Unique Keys are fields in the data model output that help in distinguishing different categories of data in the data model. This is used by Alerting and Machine Learning Modules to track the metrics separately for each value of unique keys.

Run Set Properties: Once you've finished configuring your metrics, simply click the Run Set Properties button at the top right. This will validate the metric properties, and the Data Model will perform a background check based on the new information you've provided.

Preview

Click on the blue eye icon to preview the results.

Save

Once validation is complete, the Save button gets activated at the bottom right. Click on it to save the Data Model. With this, The Data Model creation is now complete.
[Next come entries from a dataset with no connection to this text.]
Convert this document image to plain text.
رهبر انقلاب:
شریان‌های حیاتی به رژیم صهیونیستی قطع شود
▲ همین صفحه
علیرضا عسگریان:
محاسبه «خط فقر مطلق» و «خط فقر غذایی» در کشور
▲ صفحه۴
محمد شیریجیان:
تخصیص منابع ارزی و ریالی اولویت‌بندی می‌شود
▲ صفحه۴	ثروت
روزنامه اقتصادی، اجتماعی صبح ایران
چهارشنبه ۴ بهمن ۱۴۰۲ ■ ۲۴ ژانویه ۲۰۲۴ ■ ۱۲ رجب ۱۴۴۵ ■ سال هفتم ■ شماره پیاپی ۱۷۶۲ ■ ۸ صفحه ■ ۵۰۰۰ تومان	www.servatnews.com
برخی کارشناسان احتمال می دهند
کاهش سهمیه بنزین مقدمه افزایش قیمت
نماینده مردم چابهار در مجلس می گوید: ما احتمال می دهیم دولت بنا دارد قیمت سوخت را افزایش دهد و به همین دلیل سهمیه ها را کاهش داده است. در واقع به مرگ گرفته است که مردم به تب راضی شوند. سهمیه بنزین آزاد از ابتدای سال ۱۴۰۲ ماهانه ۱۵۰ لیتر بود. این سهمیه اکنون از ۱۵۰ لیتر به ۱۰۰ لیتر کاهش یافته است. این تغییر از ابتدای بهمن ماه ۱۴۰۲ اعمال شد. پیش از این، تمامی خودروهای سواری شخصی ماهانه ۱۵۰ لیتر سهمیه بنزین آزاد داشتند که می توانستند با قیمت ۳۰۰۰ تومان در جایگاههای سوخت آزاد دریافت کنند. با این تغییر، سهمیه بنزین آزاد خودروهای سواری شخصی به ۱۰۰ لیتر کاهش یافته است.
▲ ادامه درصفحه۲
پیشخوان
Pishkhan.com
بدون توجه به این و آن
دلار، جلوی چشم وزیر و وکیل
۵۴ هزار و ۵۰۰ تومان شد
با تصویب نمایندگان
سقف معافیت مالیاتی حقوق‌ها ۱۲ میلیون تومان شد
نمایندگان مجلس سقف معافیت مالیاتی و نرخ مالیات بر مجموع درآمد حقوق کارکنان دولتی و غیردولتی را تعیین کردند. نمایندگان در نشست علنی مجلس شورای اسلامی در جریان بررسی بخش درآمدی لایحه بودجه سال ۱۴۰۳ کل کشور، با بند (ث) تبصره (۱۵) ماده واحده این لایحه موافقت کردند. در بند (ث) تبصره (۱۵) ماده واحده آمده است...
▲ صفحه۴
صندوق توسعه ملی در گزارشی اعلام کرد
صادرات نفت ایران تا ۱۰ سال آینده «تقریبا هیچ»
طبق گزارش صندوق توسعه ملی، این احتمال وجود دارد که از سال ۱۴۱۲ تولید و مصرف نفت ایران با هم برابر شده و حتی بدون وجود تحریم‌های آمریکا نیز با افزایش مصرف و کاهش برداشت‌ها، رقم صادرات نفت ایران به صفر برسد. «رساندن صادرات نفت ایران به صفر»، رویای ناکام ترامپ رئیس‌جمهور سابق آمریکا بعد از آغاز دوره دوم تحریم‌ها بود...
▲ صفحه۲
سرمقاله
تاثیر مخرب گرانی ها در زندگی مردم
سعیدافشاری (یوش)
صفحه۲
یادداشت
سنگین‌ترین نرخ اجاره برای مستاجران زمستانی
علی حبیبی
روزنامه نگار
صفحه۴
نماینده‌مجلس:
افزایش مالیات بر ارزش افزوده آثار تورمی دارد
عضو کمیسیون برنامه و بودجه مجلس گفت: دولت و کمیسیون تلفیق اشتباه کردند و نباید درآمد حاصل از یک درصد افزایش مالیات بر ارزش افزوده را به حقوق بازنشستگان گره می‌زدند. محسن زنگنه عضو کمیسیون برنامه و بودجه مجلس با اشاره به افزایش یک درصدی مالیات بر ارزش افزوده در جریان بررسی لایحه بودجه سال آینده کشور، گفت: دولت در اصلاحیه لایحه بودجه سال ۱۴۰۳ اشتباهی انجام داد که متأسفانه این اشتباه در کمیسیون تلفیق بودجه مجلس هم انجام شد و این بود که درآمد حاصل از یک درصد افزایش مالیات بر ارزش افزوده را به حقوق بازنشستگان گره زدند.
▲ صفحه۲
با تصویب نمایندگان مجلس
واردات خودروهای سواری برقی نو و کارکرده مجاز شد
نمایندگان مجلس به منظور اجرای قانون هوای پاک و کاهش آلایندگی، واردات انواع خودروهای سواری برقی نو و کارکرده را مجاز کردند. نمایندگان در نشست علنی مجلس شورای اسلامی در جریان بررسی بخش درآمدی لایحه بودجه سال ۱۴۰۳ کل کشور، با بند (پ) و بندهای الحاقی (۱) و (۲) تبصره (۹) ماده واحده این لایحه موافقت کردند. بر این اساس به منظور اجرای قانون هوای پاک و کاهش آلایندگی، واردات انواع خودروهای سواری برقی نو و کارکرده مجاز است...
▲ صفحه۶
Support for Dynamic Filters in Dashboards for UTM and Insights Visualization

Dynamic filters allow you to set up custom filters within your queries using the "$" symbol with a variable.

For Hyperscale DB using Build Query:

Enable the Toggle button to configure the Dynamic Filters in the Build Query section of the Data Model.

Select the Field name, based on which you want to filter the data, and provide the Variable Name. The same variable name will be used to configure 'variable' in the dashboard and use it as a Filter. (Variable name is case sensitive). Click on the + New Filter button to add multiple filters.

This is what the whole Build Query configuration looks like for a sample ibmb_transactions table.

For Timescale Datastore (PSQL) using Write Query:

  • When defining a query for a data model, including placeholders for where clauses based on important filtering fields.

    • Example: select name, ip, location group by the location where $__dynamicFilter(column, $variable)

    • Example: If we have multiple dynamic filters in a single query, then the query should be sent as: SELECT c1, c2, c3 FROM T1 WHERE $__dynamicFilter(c1, $c1) **AND** $__dynamicFilter(c2, $c2). The column name can also be used within double quotes: ("c2",$c2).

  • When running these queries if the variable (e.g., "location") is not available, the where clause is excluded. However, if the variable is present, it creates the where clause based on the user's selection in the dashboards.

note
  • Valid syntax: Added features.
    • $__dynamicFilter("column", $variable) # with double quotes [ADDED FEATURE]
    • $__dynamicFilter(column, $variable) # without quotes [ADDED FEATURE]
    • $__dynamicFilter(db_function("column", *args, **kwargs), $variable) # with function wrapping [ADDED FEATURE]
    • $__dynamicFilter(db_function(column, *args, **kwargs), $variable) # with function wrapping [ADDED FEATURE]
  • Invalid syntax: Do not use. Deprecated old syntax, will be removed in a future release. Continues to work currently due to backward compatibility.
    • 1$__dynamicFilter('column', 'variable') # with single quotes [EXISTING, DEPRECATED]
  • For Elastic Search DataStore, use both Build Query and Write/Raw Query Dashboard Filters.
  • For PSQL DataStore, use Write Query exclusively for Dashboard Filters.